The balance between consistent performance, depth, and a team dangerous in shorthanded situations made Ottawa the benchmark for penalty killing performance.

Capitals (projected): uhhhh…..

I have no idea who will man the top penalty killing group. The Peerless is tempted to pencil in the Pettinger-Gordon-Clark trio in the forward slots, but the defensemen are a head-scratcher. Morrisonn-Juricna? Maybe. Pothier-Eminger? Perhaps. Mike Green saw next to no time on the penalty kill last year; if he makes the squad, does he get some time there? A player to be named (that is, acquired) later?

There is a lot of work to be done here. Based on The Peerless’ rating tool, the Caps finished 24th in penalty killing effectiveness last year. Only one team ranked lower (Atlanta, and we saw how long they lasted) made the playoffs. And keep in mind, the Caps finished tied for seventh in shorthanded goals scored.

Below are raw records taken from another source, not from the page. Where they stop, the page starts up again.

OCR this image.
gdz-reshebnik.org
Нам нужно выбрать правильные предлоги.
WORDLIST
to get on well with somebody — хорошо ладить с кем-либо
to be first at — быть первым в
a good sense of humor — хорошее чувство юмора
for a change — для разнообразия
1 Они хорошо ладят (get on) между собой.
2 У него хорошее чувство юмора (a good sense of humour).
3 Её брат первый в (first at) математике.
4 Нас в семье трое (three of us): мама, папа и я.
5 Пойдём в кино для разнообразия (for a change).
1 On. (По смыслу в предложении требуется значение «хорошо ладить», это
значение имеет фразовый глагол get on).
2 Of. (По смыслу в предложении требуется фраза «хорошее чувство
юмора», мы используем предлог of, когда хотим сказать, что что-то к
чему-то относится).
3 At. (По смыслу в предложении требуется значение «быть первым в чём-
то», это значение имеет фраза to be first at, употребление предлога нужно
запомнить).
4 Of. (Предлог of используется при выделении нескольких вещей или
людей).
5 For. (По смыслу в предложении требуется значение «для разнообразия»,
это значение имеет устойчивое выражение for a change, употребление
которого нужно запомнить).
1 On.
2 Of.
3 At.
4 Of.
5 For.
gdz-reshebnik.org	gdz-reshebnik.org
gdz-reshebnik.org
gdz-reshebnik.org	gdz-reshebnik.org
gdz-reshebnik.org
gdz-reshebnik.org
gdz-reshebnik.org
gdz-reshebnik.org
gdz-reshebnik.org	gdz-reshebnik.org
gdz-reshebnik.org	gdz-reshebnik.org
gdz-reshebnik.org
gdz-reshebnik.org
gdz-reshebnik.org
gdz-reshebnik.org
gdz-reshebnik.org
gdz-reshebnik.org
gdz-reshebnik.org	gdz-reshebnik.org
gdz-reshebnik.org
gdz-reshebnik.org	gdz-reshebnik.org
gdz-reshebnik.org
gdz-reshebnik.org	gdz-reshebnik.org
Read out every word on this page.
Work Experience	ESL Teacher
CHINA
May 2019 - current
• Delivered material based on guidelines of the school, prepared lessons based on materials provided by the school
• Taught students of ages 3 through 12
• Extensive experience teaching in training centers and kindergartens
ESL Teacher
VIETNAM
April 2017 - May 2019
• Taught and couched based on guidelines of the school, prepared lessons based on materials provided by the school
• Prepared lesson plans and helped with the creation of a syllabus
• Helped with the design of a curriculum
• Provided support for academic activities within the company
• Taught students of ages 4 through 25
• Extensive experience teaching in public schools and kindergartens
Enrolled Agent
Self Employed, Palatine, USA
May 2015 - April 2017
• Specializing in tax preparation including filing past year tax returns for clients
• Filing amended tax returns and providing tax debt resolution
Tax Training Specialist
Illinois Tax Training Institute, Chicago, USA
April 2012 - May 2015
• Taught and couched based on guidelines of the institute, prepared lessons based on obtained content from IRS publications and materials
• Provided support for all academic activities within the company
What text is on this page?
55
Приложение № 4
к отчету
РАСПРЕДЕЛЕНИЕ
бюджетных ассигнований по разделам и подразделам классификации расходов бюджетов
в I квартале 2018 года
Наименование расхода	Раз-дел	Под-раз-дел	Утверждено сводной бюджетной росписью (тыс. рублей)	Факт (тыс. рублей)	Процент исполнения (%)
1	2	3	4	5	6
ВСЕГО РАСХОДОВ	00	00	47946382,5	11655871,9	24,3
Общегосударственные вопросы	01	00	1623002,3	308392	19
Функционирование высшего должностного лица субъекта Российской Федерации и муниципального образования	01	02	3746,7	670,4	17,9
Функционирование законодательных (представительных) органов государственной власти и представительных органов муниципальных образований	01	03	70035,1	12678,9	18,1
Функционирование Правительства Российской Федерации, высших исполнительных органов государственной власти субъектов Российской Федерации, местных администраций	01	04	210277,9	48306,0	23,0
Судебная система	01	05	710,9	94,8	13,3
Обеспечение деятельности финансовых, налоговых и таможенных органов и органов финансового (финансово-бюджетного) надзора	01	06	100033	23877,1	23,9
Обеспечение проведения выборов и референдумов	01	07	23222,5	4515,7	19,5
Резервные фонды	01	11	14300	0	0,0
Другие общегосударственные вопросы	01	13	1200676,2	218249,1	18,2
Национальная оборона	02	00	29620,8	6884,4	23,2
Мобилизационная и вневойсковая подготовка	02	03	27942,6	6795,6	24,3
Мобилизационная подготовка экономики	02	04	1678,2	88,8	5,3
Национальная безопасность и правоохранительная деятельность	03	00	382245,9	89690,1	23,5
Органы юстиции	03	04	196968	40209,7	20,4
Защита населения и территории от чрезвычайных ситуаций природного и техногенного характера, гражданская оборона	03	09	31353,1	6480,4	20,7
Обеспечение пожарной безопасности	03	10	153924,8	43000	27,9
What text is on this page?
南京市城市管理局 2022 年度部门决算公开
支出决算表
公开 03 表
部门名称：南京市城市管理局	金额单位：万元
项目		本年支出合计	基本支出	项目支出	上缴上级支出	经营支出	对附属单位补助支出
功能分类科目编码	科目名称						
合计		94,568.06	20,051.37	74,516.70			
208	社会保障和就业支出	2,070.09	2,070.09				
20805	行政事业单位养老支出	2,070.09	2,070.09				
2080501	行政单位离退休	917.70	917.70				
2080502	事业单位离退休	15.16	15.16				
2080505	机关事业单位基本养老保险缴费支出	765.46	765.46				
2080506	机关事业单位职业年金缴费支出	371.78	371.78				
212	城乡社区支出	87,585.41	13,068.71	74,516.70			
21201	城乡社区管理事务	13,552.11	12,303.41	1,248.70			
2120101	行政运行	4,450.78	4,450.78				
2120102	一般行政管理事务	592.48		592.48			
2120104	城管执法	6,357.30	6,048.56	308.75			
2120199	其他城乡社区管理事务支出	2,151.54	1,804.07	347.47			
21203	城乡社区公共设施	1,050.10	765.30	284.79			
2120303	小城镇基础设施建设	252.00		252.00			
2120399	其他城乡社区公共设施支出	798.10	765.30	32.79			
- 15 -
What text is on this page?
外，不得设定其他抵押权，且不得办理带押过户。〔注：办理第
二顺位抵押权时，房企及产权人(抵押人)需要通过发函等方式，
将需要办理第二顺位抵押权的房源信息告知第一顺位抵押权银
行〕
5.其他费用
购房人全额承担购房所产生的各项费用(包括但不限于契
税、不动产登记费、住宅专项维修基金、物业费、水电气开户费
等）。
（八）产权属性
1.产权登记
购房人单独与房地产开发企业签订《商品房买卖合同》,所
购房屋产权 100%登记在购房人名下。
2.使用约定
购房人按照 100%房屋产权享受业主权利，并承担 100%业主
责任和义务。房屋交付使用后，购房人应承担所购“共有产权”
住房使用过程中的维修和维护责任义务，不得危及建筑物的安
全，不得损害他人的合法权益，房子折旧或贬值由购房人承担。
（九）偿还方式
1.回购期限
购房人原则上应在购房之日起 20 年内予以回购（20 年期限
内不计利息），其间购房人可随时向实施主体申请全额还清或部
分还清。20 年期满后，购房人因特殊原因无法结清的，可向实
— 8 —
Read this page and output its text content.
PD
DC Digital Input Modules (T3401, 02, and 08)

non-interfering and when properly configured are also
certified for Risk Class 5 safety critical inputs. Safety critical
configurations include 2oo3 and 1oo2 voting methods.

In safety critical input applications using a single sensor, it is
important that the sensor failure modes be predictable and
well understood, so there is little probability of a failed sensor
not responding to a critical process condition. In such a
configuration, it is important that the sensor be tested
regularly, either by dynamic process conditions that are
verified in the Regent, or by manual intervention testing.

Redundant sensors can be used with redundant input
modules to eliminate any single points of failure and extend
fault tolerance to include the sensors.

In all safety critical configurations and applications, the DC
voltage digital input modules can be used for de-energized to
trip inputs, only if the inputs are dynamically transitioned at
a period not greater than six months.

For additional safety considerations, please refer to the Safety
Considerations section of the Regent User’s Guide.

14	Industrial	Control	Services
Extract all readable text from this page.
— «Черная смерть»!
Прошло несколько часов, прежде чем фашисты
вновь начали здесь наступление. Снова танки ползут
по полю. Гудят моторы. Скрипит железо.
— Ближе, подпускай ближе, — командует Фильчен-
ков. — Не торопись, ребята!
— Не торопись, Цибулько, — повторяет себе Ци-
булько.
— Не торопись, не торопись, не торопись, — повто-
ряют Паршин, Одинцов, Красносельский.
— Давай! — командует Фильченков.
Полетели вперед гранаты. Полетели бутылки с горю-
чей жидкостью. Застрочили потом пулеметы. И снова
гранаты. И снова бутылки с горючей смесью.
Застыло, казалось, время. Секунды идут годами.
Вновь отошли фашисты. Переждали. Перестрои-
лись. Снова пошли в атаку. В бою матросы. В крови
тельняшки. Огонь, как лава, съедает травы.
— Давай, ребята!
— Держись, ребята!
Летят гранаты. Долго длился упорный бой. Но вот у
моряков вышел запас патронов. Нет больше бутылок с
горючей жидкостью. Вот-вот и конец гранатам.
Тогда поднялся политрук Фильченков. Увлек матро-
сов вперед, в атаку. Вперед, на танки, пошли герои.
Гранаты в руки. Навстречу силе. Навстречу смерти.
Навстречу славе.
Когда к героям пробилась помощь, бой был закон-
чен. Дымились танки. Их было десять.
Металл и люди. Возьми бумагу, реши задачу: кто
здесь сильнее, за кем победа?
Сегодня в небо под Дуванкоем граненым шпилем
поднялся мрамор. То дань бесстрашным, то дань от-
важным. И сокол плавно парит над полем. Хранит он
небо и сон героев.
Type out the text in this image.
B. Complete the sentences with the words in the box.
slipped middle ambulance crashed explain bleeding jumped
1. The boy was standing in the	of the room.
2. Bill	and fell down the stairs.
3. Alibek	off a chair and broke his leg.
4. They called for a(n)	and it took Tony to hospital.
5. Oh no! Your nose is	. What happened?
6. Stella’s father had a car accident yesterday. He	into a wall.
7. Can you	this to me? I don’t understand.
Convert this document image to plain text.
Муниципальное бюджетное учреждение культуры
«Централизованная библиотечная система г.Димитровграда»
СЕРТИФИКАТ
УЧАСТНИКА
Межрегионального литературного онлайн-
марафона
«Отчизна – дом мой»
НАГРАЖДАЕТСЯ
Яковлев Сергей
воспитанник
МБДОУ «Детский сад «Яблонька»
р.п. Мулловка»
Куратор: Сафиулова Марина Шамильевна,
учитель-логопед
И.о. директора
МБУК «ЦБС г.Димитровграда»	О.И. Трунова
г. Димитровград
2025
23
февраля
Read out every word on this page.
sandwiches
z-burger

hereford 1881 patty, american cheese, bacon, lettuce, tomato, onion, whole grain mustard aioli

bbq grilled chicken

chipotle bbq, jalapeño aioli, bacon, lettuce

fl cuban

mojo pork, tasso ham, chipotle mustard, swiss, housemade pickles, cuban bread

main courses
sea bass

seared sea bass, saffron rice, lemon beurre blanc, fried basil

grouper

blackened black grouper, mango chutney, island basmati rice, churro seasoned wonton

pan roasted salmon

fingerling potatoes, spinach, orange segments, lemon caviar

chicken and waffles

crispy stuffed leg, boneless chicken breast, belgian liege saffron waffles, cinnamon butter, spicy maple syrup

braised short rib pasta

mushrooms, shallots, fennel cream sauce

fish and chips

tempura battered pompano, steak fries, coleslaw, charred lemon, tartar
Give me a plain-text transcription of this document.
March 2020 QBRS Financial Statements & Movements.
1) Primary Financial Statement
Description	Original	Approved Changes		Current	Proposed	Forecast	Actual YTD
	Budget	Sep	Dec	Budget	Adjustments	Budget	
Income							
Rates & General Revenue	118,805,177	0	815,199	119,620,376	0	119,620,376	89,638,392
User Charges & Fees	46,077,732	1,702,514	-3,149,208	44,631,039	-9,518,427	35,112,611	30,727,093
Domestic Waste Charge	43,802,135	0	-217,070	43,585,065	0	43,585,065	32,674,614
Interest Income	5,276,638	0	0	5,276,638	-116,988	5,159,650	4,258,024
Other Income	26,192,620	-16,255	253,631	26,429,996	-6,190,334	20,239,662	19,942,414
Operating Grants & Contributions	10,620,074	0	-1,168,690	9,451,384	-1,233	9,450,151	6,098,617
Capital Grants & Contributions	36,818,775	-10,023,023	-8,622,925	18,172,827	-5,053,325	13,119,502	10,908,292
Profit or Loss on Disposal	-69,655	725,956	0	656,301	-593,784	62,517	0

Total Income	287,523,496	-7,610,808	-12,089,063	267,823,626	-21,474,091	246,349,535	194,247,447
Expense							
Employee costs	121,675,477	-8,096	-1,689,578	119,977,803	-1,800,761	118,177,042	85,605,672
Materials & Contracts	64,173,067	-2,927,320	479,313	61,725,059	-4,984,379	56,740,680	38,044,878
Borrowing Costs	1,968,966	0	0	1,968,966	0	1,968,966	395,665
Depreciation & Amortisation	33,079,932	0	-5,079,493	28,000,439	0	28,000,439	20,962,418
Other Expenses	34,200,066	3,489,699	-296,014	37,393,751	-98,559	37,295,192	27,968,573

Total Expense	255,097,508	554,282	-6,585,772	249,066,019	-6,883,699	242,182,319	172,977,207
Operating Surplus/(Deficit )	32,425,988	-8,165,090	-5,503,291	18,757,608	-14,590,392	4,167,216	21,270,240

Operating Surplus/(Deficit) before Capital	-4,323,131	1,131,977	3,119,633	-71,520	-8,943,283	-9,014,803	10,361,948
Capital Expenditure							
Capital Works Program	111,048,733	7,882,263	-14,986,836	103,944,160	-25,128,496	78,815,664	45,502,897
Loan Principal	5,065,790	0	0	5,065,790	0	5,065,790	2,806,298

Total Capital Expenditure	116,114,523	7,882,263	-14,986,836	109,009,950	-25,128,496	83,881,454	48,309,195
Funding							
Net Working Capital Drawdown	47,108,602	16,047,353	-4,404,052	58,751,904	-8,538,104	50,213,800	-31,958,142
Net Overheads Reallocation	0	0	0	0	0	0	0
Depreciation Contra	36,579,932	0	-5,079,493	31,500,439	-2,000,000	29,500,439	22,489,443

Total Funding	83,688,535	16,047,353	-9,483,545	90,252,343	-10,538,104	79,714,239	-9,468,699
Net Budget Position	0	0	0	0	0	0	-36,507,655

Part of the problem is getting into those shorthanded situations in the first place. The Caps were tied for 13th in the league in total shorthanded situations faced. Only three of the 12 teams higher on the list (Vancouver, NY Islanders, Pittsburgh) made the playoffs. Ottawa, by way of comparison, was 20th.

The Caps also had trouble with multiple power play goal games. 18 times opponents scored at least two power play goals. And it was a consistent kind of difficulty. In their first 32 games, after which they were 15-10-7, the Caps had seven games in which they gave up at least two power play goals. After that, in the last 50 games, they did so 11 times.

There is another element to this as well, although it can be overstated, that being that a club’s best penalty killer is its goalie. The whole issue for penalty killing is that the opponent has an extra man, and much of the effort for the opponent is to free that extra attacker for a clear shot. If a skater is left unaccounted for, or if a rebound finds itself on the stick of an unmarked attacker in scoring territory, the goaltender is at his mercy. But if the penalty killers attend to business – sound positioning, determined clearing of the crease, blocking shots without sacrificing position, efficient clearing of the puck when they gain possession – the goaltender ends up being less of a penalty killer of necessity.

Ottawa fixed a problem in midstream and the result went a long way to catapult them to the upper reaches of the Eastern Conference standings by year end. The Caps problem was more fundamental; they simply were not a very good penalty killing group last year, and they compounded it by getting themselves into too many of such situations. If they have aspirations to climbing into the playoff mix, this is one area that has to be improved.

* By the way, for the attentive reader, San Jose comes out on top of the power play ratings using this method, too.